OpenAI che pensa di trasformarsi da creatore di ChatGPT a colosso delle infrastrutture fisiche per l’intelligenza artificiale suona quasi come il remake di una vecchia storia della Silicon Valley. È la stessa narrativa che ha permesso ad Amazon di scoprire che affittare i propri server inattivi sarebbe stato più redditizio che vendere libri. Ora il CFO Sarah Friar lascia intendere che, una volta saziata la fame di chip e capacità computazionale necessaria per alimentare i modelli interni, il passo successivo sarà monetizzare quel know-how. Non è un piano per domani mattina, ma è un inevitabile preludio a un’era in cui OpenAI non sarà più soltanto il produttore di software conversazionale, ma un fornitore di cemento digitale, rack di GPU e megawatt.

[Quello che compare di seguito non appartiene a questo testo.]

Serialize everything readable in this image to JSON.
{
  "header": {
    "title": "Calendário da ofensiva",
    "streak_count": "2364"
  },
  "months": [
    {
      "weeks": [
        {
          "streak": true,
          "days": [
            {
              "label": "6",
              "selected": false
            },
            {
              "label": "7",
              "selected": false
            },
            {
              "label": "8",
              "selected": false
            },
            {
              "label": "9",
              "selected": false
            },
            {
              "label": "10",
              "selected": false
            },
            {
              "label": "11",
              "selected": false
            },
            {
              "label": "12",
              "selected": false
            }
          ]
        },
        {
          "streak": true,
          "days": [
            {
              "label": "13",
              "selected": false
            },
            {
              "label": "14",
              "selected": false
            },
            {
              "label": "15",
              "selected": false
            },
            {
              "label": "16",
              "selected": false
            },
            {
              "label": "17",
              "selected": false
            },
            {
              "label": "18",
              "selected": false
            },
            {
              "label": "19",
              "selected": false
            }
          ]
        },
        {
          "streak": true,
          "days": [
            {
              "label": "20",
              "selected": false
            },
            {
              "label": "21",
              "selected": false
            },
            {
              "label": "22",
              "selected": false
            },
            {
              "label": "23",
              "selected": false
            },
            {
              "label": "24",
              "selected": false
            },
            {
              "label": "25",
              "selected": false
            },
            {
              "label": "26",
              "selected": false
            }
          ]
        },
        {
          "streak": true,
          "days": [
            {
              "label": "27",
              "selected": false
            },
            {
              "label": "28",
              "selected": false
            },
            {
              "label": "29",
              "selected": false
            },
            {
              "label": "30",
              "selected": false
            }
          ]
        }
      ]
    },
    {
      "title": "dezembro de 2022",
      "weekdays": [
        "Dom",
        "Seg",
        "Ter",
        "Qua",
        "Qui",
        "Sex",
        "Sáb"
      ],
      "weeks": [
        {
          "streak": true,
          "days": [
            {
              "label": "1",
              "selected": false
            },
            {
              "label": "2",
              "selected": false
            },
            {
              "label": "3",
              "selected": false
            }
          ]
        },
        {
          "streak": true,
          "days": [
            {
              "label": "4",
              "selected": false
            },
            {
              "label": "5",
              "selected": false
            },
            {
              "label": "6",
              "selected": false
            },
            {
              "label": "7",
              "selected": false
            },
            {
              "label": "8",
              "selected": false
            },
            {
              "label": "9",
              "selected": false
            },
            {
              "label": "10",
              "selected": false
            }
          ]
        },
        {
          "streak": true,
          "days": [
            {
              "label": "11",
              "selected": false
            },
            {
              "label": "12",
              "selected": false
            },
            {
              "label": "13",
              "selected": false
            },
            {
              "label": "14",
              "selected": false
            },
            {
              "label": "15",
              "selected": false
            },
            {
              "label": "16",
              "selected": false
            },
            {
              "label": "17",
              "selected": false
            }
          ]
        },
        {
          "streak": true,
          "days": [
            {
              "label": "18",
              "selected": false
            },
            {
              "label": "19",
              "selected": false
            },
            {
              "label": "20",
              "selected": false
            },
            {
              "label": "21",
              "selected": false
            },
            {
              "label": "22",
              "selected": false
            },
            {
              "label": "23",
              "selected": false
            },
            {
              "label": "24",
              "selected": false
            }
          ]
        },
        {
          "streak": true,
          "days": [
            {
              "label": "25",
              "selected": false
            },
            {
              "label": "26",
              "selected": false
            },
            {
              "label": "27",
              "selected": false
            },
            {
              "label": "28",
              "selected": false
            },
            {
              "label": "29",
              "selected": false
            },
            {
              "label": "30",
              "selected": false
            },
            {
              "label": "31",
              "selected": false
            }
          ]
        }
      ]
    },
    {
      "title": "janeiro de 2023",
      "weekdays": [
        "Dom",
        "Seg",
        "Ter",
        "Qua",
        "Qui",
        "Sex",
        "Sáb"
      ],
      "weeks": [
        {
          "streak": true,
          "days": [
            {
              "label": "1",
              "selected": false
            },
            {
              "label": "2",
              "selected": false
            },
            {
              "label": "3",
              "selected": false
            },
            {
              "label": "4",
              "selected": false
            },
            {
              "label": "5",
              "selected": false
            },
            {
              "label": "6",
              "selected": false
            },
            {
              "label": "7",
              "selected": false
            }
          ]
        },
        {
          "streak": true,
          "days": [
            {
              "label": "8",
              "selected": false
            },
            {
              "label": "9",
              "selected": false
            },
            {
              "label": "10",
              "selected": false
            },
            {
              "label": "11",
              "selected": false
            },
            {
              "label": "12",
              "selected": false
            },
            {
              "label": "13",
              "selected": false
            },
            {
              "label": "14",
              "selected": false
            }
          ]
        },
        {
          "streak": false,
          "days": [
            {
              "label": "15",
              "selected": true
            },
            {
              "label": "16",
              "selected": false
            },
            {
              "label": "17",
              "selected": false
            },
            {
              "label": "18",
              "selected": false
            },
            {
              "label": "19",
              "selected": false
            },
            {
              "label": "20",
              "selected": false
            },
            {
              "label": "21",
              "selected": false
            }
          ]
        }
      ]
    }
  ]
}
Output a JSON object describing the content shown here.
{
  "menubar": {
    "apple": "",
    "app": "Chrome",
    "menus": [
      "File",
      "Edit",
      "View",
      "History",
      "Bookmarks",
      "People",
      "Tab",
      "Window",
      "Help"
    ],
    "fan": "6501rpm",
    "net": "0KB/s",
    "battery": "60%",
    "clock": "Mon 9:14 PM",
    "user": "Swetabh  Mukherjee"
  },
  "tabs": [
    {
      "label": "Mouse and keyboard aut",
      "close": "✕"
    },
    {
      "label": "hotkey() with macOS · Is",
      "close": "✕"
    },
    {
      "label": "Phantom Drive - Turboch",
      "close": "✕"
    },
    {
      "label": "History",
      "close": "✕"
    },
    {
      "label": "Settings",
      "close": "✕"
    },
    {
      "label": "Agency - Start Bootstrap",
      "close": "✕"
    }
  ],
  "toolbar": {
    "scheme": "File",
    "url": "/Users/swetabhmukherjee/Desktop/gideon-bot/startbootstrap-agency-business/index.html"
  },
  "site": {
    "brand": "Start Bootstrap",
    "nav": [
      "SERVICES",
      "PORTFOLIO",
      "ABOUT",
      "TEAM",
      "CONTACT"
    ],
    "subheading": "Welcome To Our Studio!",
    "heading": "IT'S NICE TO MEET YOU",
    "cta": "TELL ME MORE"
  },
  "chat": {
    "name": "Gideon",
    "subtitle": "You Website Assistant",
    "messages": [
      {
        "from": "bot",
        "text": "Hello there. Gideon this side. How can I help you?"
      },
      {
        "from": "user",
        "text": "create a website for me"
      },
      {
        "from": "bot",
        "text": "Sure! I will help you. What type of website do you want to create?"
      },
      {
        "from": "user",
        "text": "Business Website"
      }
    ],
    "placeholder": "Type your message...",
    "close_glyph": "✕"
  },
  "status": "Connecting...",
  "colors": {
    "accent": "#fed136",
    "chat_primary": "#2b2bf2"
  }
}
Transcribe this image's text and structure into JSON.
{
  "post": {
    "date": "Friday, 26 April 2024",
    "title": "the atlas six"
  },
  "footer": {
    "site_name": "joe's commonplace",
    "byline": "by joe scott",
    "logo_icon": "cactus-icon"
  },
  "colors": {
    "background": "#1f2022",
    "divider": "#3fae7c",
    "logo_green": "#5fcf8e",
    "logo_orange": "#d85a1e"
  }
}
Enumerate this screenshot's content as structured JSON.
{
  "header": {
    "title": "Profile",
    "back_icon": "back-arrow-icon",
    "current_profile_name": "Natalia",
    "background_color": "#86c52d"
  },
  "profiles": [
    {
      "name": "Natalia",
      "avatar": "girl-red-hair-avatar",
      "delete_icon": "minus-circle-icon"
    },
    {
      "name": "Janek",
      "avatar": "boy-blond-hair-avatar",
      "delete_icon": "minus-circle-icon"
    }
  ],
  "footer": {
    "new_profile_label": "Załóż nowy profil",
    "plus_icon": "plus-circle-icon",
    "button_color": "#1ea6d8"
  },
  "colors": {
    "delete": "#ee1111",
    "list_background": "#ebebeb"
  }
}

Il parallelismo con AWS non è casuale. All’epoca, Jeff Bezos aveva visto un asset dormiente che poteva diventare un impero. Oggi OpenAI guarda i data centre non più come un costo insostenibile ma come un business in potenza. “Se compriamo solo da altri, stiamo regalando la nostra proprietà intellettuale” ha detto Friar. Tradotto: l’outsourcing è una forma di suicidio strategico in un mercato in cui l’infrastruttura è il vero vantaggio competitivo. Perché non vendere invece il proprio modello di costruzione, ottimizzazione e gestione dell’infrastruttura AI, così da trasformare il problema dei costi in una fonte di cassa?
Sam Altman ci mette del suo con la consueta iperbole. Ha dichiarato che il mondo dovrebbe “aspettarsi che OpenAI spenda trilioni di dollari” nella costruzione di data centre. Trillions, non billions. Una cifra che non ha precedenti nell’industria tecnologica e che, di fatto, equivarrebbe a trattare la costruzione di infrastrutture digitali come un progetto di urbanizzazione globale. E non è fantascienza: l’alleanza con SoftBank e Oracle per Stargate è solo l’inizio, un assaggio di quella geopolitica della computazione che trasforma i data centre in nuove raffinerie del XXI secolo.
Per finanziare l’ambizione serve inventiva finanziaria. OpenAI non è ancora profittevole, ma il ritmo di crescita dei ricavi racconta una storia diversa. Con un miliardo di dollari di revenue in un solo mese, la società sta provando che la fame di AI non è effimera. Gli investitori, dal private equity alle banche d’investimento, fiutano il sangue e si avvicinano con pacchetti di debito. Friar parla di “nuovi strumenti finanziari” che suonano come un mix di ingegneria di Wall Street e scommessa high-tech. Non più solo venture capital, ma debito, derivati e forse persino titoli strutturati legati al costo computazionale. Ironico che la tecnologia che prometteva di disintermediare tutto stia ora chiedendo alle banche il privilegio di diventare suo partner indispensabile.
Il tutto si inserisce in un contesto di valutazioni stratosferiche. Da 300 miliardi a 500 miliardi di capitalizzazione potenziale, mentre i dipendenti attuali ed ex dipendenti vedono aprirsi il banchetto del secondario. È la dimostrazione che OpenAI non è solo un laboratorio di ricerca ma un asset finanziario globale, capace di attrarre capitali a un ritmo mai visto. Che sia SoftBank con i suoi fondi da decine di miliardi o un sindacato di investitori disposti a staccare assegni da dieci miliardi a colpo, la fame di esposizione al mercato AI sembra insaziabile.
Dietro la patina di crescita, però, resta un paradosso. L’azienda che ha reso popolare ChatGPT brucia ancora capitale, con margini inesistenti. La promessa è che il costo insostenibile dei chip diventerà il carburante di un nuovo business. Se funzionerà, OpenAI potrà reinventarsi in AWS versione AI, trasformando la dipendenza da Nvidia e dai data centre in un modello replicabile e vendibile. Se fallirà, sarà ricordata come la società che ha cercato di costruire il futuro a colpi di trilioni, scoprendo troppo tardi che neanche la migliore intelligenza artificiale può stampare denaro dal nulla.